Ouvir e dar voz às mulheres da periferia é necessário nesse tema. É preciso que
seja dito: não há estilo musical que se salve quando se trata de reproduzir a
violência contra as mulheres. É necessário cuidar para não se levantar a
bandeira de um discurso racista e classista quando se faz essa crítica.
Cultura do estupro,
portanto, é uma cultura que naturaliza a violência contra as mulheres que
influencia como a polícia, as mulheres vítimas, as famílias vão tratar o tema.
A cultura do estupro é baseada na violência de direitos humanos contra as
mulheres. Para melhor compreensão, passou-se o vídeo
“2 minutos para entender - Cultura
do
Estupro”,
feito pela Revista Superinteressante.
O consentimento é sempre o
limitador. Após o não, é tudo assédio.
Também foram relatadas as
barreiras no acesso à justiça de mulheres que foram estupradas ou sofreram
assédio. Foi feito um relato especialmente chocante de uma mulher que foi
registrar na delegacia e sofreu uma dupla violência pelas perguntas feitas pelo
servidor que a atendeu. As delegacias da mulher precisam estar preparadas para
atender esses casos, mas também é nosso direito sermos atendidas nas delegacias
comuns sem sofrer violência ou nos sentirmos intimidadas.
Foi ressaltada a importância de
falarmos no nosso núcleo de relacionamento para desmistificar a cultura do
estupro e estarmos atentas aos relacionamentos abusivos. Sempre há
sinais da pessoa ser violenta, mas a família, a sociedade atenuam, justificam e
naturalizam com base em argumentos machistas.

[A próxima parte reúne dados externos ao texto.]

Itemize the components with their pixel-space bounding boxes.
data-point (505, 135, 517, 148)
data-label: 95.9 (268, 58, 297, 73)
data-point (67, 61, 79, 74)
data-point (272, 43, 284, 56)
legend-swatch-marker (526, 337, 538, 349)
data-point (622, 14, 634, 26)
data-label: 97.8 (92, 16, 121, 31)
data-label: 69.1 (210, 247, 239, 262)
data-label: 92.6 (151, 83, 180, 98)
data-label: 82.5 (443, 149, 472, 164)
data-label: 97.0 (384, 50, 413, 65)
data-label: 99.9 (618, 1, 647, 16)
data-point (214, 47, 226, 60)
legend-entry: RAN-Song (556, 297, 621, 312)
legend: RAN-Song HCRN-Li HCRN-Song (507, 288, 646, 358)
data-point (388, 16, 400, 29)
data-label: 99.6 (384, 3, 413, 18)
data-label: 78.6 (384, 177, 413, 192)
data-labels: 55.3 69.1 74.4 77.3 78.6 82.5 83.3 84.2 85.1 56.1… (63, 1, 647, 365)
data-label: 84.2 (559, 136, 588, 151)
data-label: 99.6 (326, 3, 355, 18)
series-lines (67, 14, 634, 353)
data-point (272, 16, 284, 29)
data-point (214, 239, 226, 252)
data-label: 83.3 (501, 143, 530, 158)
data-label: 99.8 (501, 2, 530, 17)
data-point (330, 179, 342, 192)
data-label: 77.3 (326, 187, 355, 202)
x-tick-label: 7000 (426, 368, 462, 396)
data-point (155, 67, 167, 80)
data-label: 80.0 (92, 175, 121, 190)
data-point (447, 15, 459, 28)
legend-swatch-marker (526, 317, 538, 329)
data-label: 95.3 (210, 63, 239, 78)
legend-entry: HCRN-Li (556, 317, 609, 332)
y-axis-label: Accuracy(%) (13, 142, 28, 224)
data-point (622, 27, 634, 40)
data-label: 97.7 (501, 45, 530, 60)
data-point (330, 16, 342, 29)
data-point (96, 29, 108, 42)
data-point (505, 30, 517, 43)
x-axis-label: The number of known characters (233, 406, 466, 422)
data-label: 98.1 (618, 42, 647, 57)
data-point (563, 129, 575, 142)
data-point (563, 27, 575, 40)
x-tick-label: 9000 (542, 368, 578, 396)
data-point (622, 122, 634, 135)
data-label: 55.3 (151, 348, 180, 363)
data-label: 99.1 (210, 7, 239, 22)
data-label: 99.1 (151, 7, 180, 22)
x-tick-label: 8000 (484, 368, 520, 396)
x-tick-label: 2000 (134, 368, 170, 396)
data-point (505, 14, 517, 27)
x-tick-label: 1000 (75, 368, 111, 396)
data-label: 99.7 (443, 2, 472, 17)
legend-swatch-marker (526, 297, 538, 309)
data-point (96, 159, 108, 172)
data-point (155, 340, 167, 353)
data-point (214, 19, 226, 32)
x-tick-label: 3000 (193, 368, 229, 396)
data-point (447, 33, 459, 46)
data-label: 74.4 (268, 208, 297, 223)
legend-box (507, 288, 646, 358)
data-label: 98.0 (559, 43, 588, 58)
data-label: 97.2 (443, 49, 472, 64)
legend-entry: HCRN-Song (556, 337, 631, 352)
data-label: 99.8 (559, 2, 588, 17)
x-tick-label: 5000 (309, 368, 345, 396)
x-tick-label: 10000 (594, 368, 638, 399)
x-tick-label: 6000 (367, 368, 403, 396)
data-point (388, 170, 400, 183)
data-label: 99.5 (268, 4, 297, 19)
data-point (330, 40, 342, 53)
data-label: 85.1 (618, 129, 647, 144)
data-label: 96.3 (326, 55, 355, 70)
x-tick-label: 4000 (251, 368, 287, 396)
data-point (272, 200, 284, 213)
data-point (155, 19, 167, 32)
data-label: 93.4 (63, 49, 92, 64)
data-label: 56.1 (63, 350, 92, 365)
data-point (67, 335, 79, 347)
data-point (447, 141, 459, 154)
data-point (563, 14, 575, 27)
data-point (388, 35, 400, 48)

Enquanto dominações estruturais, o
machismo, o assédio, o racismo, a homofobia e a cultura do estupro devem ser
combatidos. Sem dúvida, manifestações veiculadas por meio da música, da
televisão e da escrita refletem e, por vezes, fomentam esse sistema. Porém, há
também uma crescente produção de manifestações culturais que rompem com essas
lógicas, desde a forma como são gestadas até a mensagem que levam para o mundo.
Na arte, na vida cotidiana, na política -- que é inevitável de não se fazer
quando nos tornamos mulheres --, estamos produzindo resistências.